There will still be a role for transplant. If transplant was one out of 100 therapies that we have for this disease, it would be easy to set it aside. However, as it is only one of 12 or so therapies, it will continue to play a role despite the inconvenience and adverse events. For the short-term, most patients do get through it with proper supportive care and recovery.

Until we discover a similar R-CHOP therapy for myeloma, where we find just the right combination of novel medications that can potentially cure some patients, there will be a role for transplant because it is an active therapy. As long as patients are still relapsing, we should be trying to give them every active therapy, in some form, over the course of their disease until that supply of new therapies becomes so plentiful that transplant is just one of many alternatives.

[We will need to determine the optimal] the timing of transplant and whether it should be done in first-line therapy. We are already receiving some good data on this question from these 20 ongoing studies in Europe and the United States comparing transplant upfront with transplant deferred.
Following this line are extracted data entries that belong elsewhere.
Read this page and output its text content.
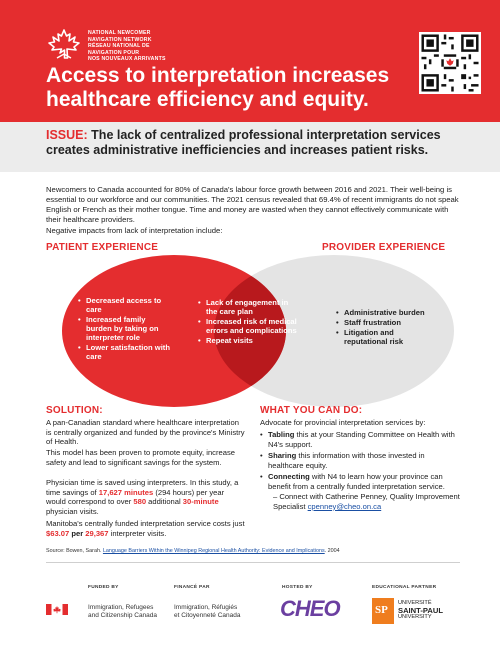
NATIONAL NEWCOMER
NAVIGATION NETWORK
RÉSEAU NATIONAL DE
NAVIGATION POUR
NOS NOUVEAUX ARRIVANTS
Access to interpretation increases healthcare efficiency and equity.

ISSUE: The lack of centralized professional interpretation services creates administrative inefficiencies and increases patient risks.

Newcomers to Canada accounted for 80% of Canada's labour force growth between 2016 and 2021. Their well-being is essential to our workforce and our communities. The 2021 census revealed that 69.4% of recent immigrants do not speak English or French as their mother tongue. Time and money are wasted when they cannot effectively communicate with their healthcare providers.

Negative impacts from lack of interpretation include:

PATIENT EXPERIENCE	PROVIDER EXPERIENCE
• Decreased access to care
• Increased family burden by taking on interpreter role
• Lower satisfaction with care
• Lack of engagement in the care plan
• Increased risk of medical errors and complications
• Repeat visits
• Administrative burden
• Staff frustration
• Litigation and reputational risk
SOLUTION:

A pan-Canadian standard where healthcare interpretation is centrally organized and funded by the province's Ministry of Health.

This model has been proven to promote equity, increase safety and lead to significant savings for the system.

Physician time is saved using interpreters. In this study, a time savings of 17,627 minutes (294 hours) per year would correspond to over 580 additional 30-minute physician visits.

Manitoba's centrally funded interpretation service costs just $63.07 per 29,367 interpreter visits.

WHAT YOU CAN DO:

Advocate for provincial interpretation services by:

• Tabling this at your Standing Committee on Health with N4's support.
• Sharing this information with those invested in healthcare equity.
• Connecting with N4 to learn how your province can benefit from a centrally funded interpretation service.

– Connect with Catherine Penney, Quality Improvement Specialist cpenney@cheo.on.ca

Source: Bowen, Sarah. Language Barriers Within the Winnipeg Regional Health Authority: Evidence and Implications. 2004

FUNDED BY	FINANCÉ PAR	HOSTED BY	EDUCATIONAL PARTNER
Immigration, Refugees
and Citizenship Canada
Immigration, Réfugiés
et Citoyenneté Canada CHEO	SP
UNIVERSITÉ
SAINT-PAUL
UNIVERSITY
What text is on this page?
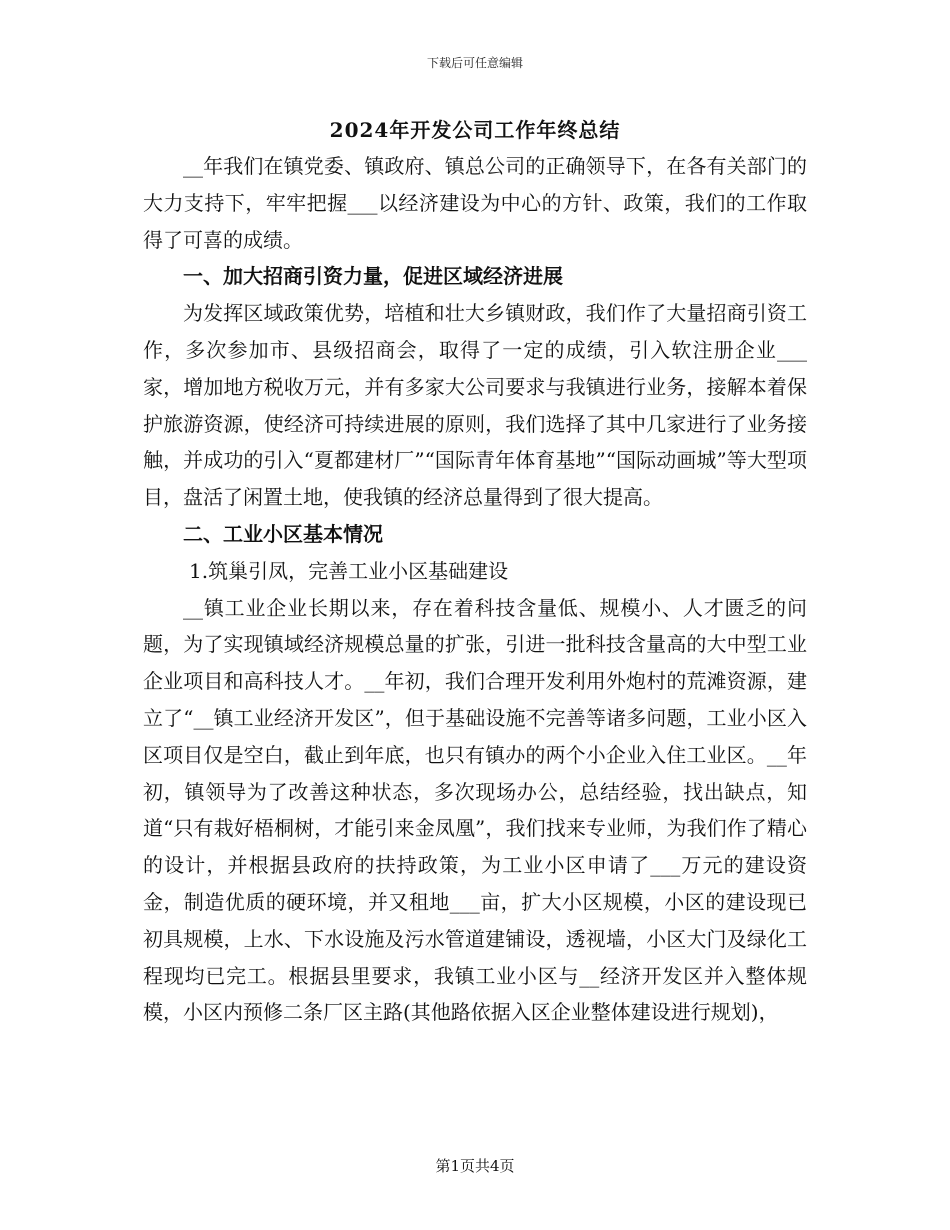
下载后可任意编辑
2024年开发公司工作年终总结

__年我们在镇党委、镇政府、镇总公司的正确领导下，在各有关部门的大力支持下，牢牢把握___以经济建设为中心的方针、政策，我们的工作取得了可喜的成绩。

一、加大招商引资力量，促进区域经济进展

为发挥区域政策优势，培植和壮大乡镇财政，我们作了大量招商引资工作，多次参加市、县级招商会，取得了一定的成绩，引入软注册企业___家，增加地方税收万元，并有多家大公司要求与我镇进行业务，接解本着保护旅游资源，使经济可持续进展的原则，我们选择了其中几家进行了业务接触，并成功的引入“夏都建材厂”“国际青年体育基地”“国际动画城”等大型项目，盘活了闲置土地，使我镇的经济总量得到了很大提高。

二、工业小区基本情况

1.筑巢引凤，完善工业小区基础建设

__镇工业企业长期以来，存在着科技含量低、规模小、人才匮乏的问题，为了实现镇域经济规模总量的扩张，引进一批科技含量高的大中型工业企业项目和高科技人才。__年初，我们合理开发利用外炮村的荒滩资源，建立了“__镇工业经济开发区”，但于基础设施不完善等诸多问题，工业小区入区项目仅是空白，截止到年底，也只有镇办的两个小企业入住工业区。__年初，镇领导为了改善这种状态，多次现场办公，总结经验，找出缺点，知道“只有栽好梧桐树，才能引来金凤凰”，我们找来专业师，为我们作了精心的设计，并根据县政府的扶持政策，为工业小区申请了___万元的建设资金，制造优质的硬环境，并又租地___亩，扩大小区规模，小区的建设现已初具规模，上水、下水设施及污水管道建铺设，透视墙，小区大门及绿化工程现均已完工。根据县里要求，我镇工业小区与__经济开发区并入整体规模，小区内预修二条厂区主路(其他路依据入区企业整体建设进行规划)，

第1页共4页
It increases our confidence of deferral when a patient progresses, since we can get them back into a response with transplant in the second-line therapy. When we only had a few agents available, it was harder to envision.
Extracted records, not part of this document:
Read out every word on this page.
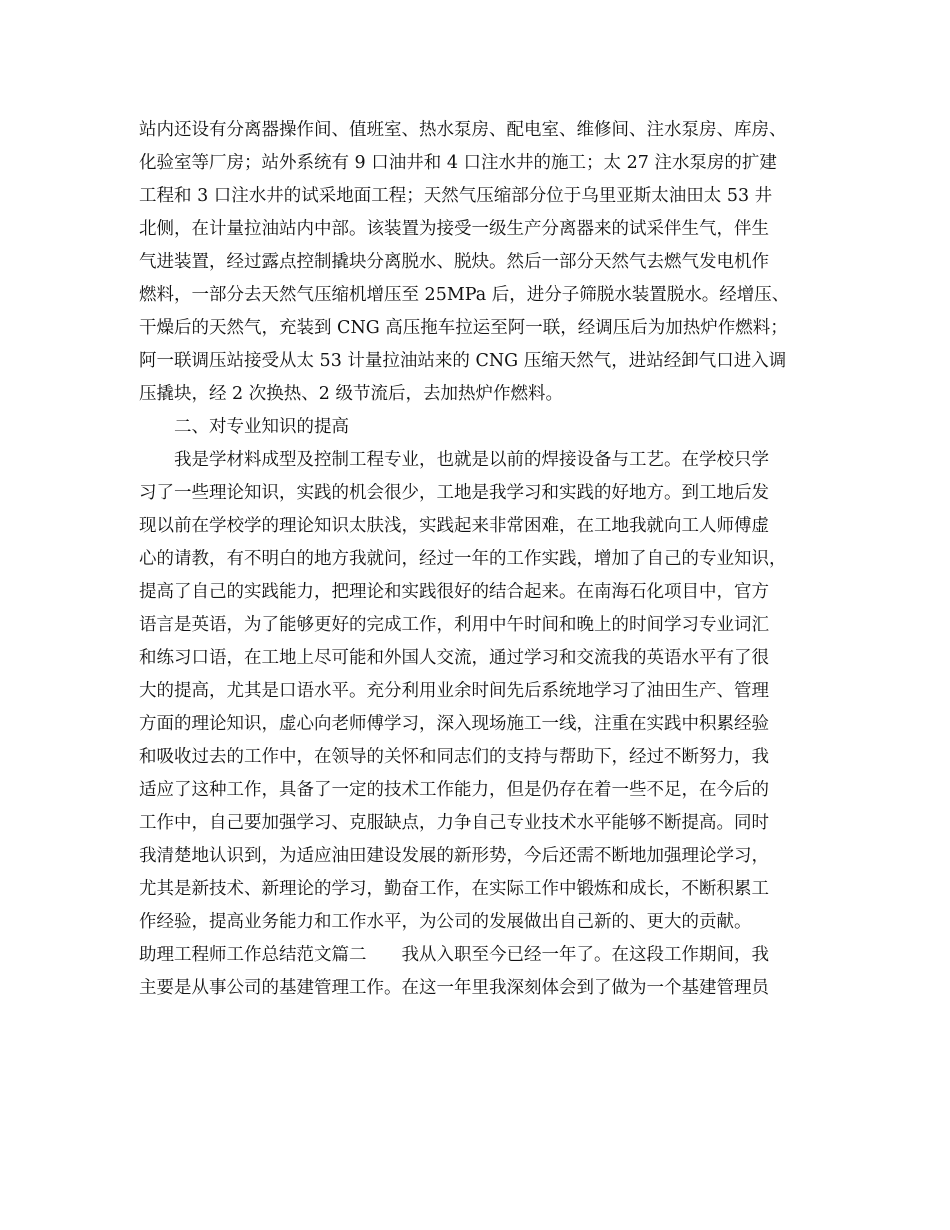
站内还设有分离器操作间、值班室、热水泵房、配电室、维修间、注水泵房、库房、
化验室等厂房；站外系统有 9 口油井和 4 口注水井的施工；太 27 注水泵房的扩建
工程和 3 口注水井的试采地面工程；天然气压缩部分位于乌里亚斯太油田太 53 井
北侧，在计量拉油站内中部。该装置为接受一级生产分离器来的试采伴生气，伴生
气进装置，经过露点控制撬块分离脱水、脱炔。然后一部分天然气去燃气发电机作
燃料，一部分去天然气压缩机增压至 25MPa 后，进分子筛脱水装置脱水。经增压、
干燥后的天然气，充装到 CNG 高压拖车拉运至阿一联，经调压后为加热炉作燃料；
阿一联调压站接受从太 53 计量拉油站来的 CNG 压缩天然气，进站经卸气口进入调
压撬块，经 2 次换热、2 级节流后，去加热炉作燃料。
二、对专业知识的提高
我是学材料成型及控制工程专业，也就是以前的焊接设备与工艺。在学校只学
习了一些理论知识，实践的机会很少，工地是我学习和实践的好地方。到工地后发
现以前在学校学的理论知识太肤浅，实践起来非常困难，在工地我就向工人师傅虚
心的请教，有不明白的地方我就问，经过一年的工作实践，增加了自己的专业知识，
提高了自己的实践能力，把理论和实践很好的结合起来。在南海石化项目中，官方
语言是英语，为了能够更好的完成工作，利用中午时间和晚上的时间学习专业词汇
和练习口语，在工地上尽可能和外国人交流，通过学习和交流我的英语水平有了很
大的提高，尤其是口语水平。充分利用业余时间先后系统地学习了油田生产、管理
方面的理论知识，虚心向老师傅学习，深入现场施工一线，注重在实践中积累经验
和吸收过去的工作中，在领导的关怀和同志们的支持与帮助下，经过不断努力，我
适应了这种工作，具备了一定的技术工作能力，但是仍存在着一些不足，在今后的
工作中，自己要加强学习、克服缺点，力争自己专业技术水平能够不断提高。同时
我清楚地认识到，为适应油田建设发展的新形势，今后还需不断地加强理论学习，
尤其是新技术、新理论的学习，勤奋工作，在实际工作中锻炼和成长，不断积累工
作经验，提高业务能力和工作水平，为公司的发展做出自己新的、更大的贡献。
助理工程师工作总结范文篇二　　我从入职至今已经一年了。在这段工作期间，我
主要是从事公司的基建管理工作。在这一年里我深刻体会到了做为一个基建管理员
Most of us are quite confident that a patient who forgoes transplant and progresses after first-line therapy can get back into a response with one of the many salvage therapies and receive a transplant later in the disease course. The long-term data from the IFM/DFCI 2009 study, which is investigating the OS of upfront transplant to deferred transplant, will give us some answers to those questions.
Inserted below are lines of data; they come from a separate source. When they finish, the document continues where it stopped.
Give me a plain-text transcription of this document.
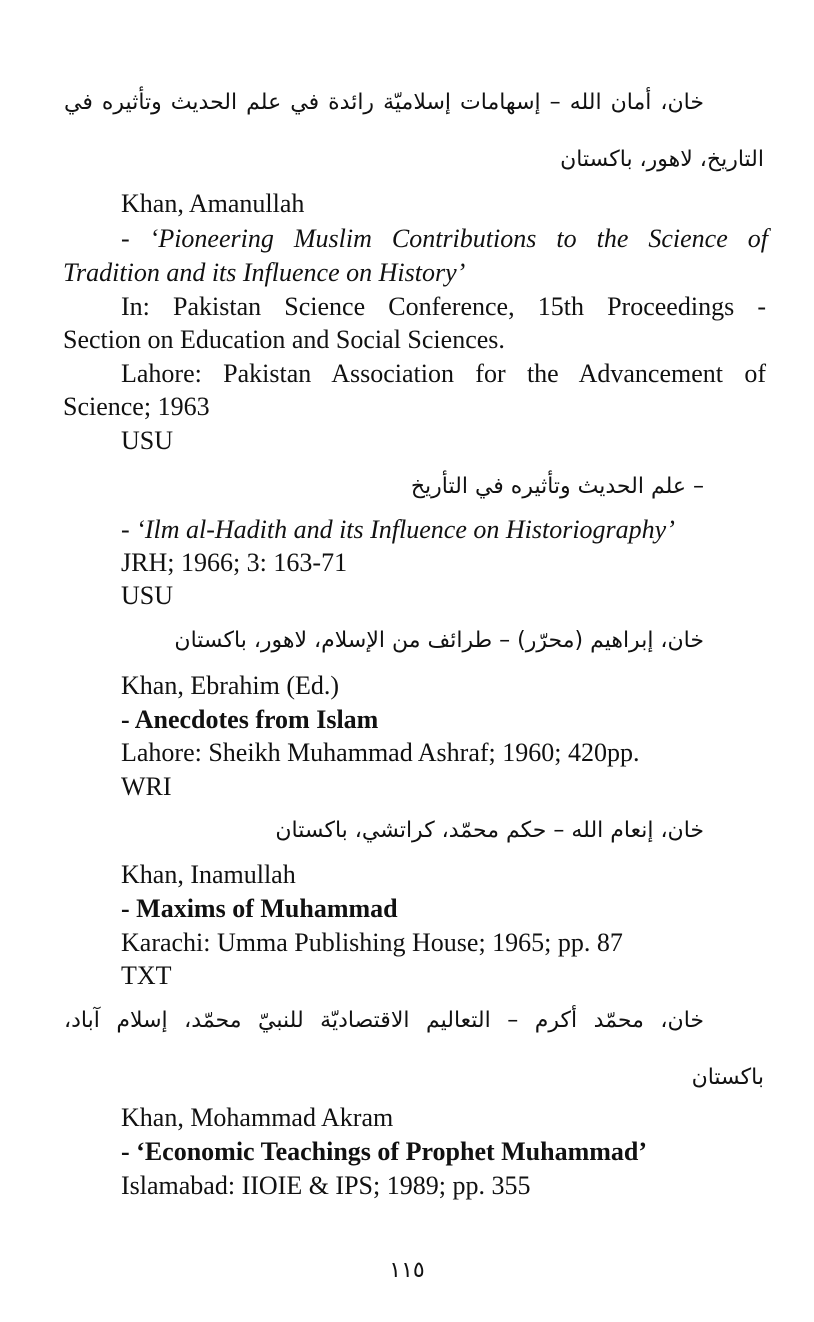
خان، أمان الله – إسهامات إسلاميّة رائدة في علم الحديث وتأثيره في
التاريخ، لاهور، باكستان
Khan, Amanullah
- ‘Pioneering Muslim Contributions to the Science of
Tradition and its Influence on History’
In: Pakistan Science Conference, 15th Proceedings -
Section on Education and Social Sciences.
Lahore: Pakistan Association for the Advancement of
Science; 1963
USU
– علم الحديث وتأثيره في التأريخ
- ‘Ilm al-Hadith and its Influence on Historiography’
JRH; 1966; 3: 163-71
USU
خان، إبراهيم (محرّر) – طرائف من الإسلام، لاهور، باكستان
Khan, Ebrahim (Ed.)
- Anecdotes from Islam
Lahore: Sheikh Muhammad Ashraf; 1960; 420pp.
WRI
خان، إنعام الله – حكم محمّد، كراتشي، باكستان
Khan, Inamullah
- Maxims of Muhammad
Karachi: Umma Publishing House; 1965; pp. 87
TXT
خان، محمّد أكرم – التعاليم الاقتصاديّة للنبيّ محمّد، إسلام آباد،
باكستان
Khan, Mohammad Akram
- ‘Economic Teachings of Prophet Muhammad’
Islamabad: IIOIE & IPS; 1989; pp. 355
١١٥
What are your thoughts on CAR T-cell therapy as an option for patients with multiple myeloma?

There is a possibility that it could be an option. In myeloma, it is still very early days. We are talking about very small studies that have less than 50 patients each with the technologies that have been tested and allow new phase I studies to continue to open. We are still defining the safety profile and duration of response of CAR T cells in myeloma in whom they work best.

By looking at the details of the patients who respond best, we could predict which other studies would see better responses and go from there. It is possible that, for patients with high-risk multiple myeloma, their initial response rates are similar to standard-risk patients. However, the duration is very short compared with standard-risk patients. I could imagine a good argument for bearing the risk of CAR T-cell therapy in the early line of therapy for high-risk patients.

What are the other important things to know regarding changes to the myeloma paradigm?

There are some retrospective data suggesting that patients with renal-insufficient multiple myeloma still benefit from aggressive therapy, such as high-dose stem cell transplantation. Renal insufficiency is very common in myeloma and we should view that as a medical emergency when a patient presents with it. They should start on therapy very quickly with hopes of salvaging renal function while we still try to give those patients aggressive therapy.

Aggressive therapy leads to better outcomes in patients with normal renal function. Aggressive therapy, such as high-dose ASCT, is safe and effective for patients with renal insufficiency. Many of those patients who enter that therapy on dialysis can come off of dialysis after transplant.

Patients with renal insufficiency should be referred for transplant evaluations at transplant centers. Following a patient’s initial diagnosis is an area where aggressive therapy makes sense. Perhaps specialty centers can help in guiding the initial management of patients who present with poor renal insufficiency.